Developer Mike Harrah of Caribou Industries is pivoting to residential for his One Broadway Plaza project in downtown Santa Ana.
Harrah wants to change course on the delayed 37-story mixed-use development in downtown Santa Ana and instead build 602 market-rate apartments, the Orange County Business Journal reported.
The shift reflects a market reshaped by remote work and stubbornly high office vacancy, Harrah said.
“The uses have changed because the economy has changed,” Harrah told the outlet, noting the pandemic’s lasting effects on office markets across Greater Los Angeles.
The latest proposal for the 800,000-square-foot project at 1109 North Broadway adds 187 units compared to the 2020-approved plan, along with an eight-level parking structure, a grocery store and about 70,000 square feet of retail.

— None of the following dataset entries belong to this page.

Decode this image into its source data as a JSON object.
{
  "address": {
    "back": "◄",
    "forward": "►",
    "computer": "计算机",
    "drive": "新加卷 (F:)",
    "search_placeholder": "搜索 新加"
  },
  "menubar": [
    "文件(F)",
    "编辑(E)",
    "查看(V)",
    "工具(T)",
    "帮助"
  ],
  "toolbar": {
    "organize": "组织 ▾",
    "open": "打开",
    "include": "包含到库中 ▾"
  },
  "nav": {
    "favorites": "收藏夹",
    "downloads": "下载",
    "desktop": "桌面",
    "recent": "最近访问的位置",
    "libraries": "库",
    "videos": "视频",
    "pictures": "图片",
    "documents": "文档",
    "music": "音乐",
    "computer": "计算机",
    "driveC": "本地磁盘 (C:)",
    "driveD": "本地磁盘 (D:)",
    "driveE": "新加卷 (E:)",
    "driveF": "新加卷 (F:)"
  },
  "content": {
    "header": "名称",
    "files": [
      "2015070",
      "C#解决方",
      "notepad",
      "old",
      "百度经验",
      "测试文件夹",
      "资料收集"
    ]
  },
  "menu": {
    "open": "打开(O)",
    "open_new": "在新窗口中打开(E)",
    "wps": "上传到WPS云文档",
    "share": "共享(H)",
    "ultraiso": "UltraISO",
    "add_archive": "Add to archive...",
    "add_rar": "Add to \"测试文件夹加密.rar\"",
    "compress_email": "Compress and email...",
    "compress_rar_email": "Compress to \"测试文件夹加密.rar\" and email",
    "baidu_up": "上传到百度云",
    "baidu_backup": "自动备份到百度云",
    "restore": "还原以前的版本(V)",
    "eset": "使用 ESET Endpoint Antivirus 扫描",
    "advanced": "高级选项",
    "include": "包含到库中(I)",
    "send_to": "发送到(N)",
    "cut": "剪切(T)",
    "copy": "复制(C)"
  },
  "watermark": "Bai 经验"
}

The project dates back more than two decades, as Santa Ana officials approved an office tower for the site in 2004.
In 2020, Harrah cut down the planned office space and added 415 residential units, which was approved that year. If completed, the 37-story tower would be the tallest building in Orange County.
Rather than building affordable units on-site, Harrah is opting to pay a $4.7 million in-lieu fee that would go into the city’s general fund.
“I felt it was a better use of the money,” Harrah said. “That money is used to build parks and things in the city, rather than putting 19 affordable units out of 600.”
The project is expected to cost about $400 million. Financing for the endeavor has not yet been arranged. Harrah will need city approval to boost the housing from 415 to 602 units.
The developer is pitching the effort as a catalyst to transform the Civic Center area into a housing hub, especially as the city and Orange County faces a housing crisis.
Apartment vacancy in Orange County is below 2 percent, Harrah said. Meanwhile, the city’s office market hasn’t rebounded from the pandemic, with direct vacancy at the end of last year sitting at 21.5 percent, per Kidder Mathews. Office vacancy in Santa Ana was at 10 percent In 2019.
“By the grace of God, I’m glad we didn’t build it as a commercial building,” Harrah said. “Because it would be empty with all the rest.”